New legislation cracking down on football chants

A clamp down on threatening or abusive behaviour in pubs and clubs in the Western Isles where football matches are shown is expected as new government legislation takes effect on March 1st.

‘The Offensive Behaviour at Football and Threatening Communications (Scotland) Act’ gives police more powers to deal with sectarian and bigoted behaviour all over Scotland, and not just where matches are taking place.

SNP Minister for Community Safety, Roseanna Cunningham, explained: “The police and the Lord Advocate, the most senior law officer in Scotland, have asked for better tools to do their difficult job.

“The Government welcomes the Justice Committee’s conclusion that sectarianism is a blight which must be eradicated from Scottish football.”

By March offensive or threatening behaviour could lead to a fine, football banning order, community sentence, or a prison sentence.

A government Spokesperson said: “Banter, a bit of wind up, and passionate support for football teams is the life blood of football and these laws do not target this.

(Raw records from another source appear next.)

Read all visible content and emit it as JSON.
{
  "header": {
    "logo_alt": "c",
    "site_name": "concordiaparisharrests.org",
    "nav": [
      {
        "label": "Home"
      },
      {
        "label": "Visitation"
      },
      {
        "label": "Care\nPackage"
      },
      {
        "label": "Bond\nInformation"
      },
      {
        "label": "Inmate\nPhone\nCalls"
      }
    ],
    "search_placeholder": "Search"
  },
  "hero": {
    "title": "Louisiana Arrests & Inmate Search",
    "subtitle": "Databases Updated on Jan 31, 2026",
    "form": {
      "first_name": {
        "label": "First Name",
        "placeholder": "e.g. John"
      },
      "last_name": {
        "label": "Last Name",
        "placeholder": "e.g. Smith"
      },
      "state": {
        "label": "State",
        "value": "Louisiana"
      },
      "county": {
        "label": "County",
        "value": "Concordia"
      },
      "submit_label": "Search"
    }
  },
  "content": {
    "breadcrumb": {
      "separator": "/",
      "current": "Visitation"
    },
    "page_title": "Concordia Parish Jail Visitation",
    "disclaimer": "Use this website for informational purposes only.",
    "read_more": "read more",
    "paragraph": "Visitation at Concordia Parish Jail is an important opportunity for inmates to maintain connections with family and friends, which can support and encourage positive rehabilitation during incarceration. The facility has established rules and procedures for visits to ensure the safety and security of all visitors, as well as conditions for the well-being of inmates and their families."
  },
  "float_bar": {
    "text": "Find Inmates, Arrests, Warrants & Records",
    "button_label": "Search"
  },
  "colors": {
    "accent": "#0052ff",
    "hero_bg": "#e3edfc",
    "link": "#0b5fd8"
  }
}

“However, offensive chants about someone’s religion, singing songs in support of a terrorist organisation, or expressing other forms of hatred are not acceptable and it is time for it to stop.”

There are five planned meetings between supporters’ representatives and the police taking place before March 1st, including one in Inverness, to discuss the new legislation.

The meetings are described as: “An attempt by all parties to create an open dialogue around the implementation of the Act and do so directly with the people responsible for policing it.”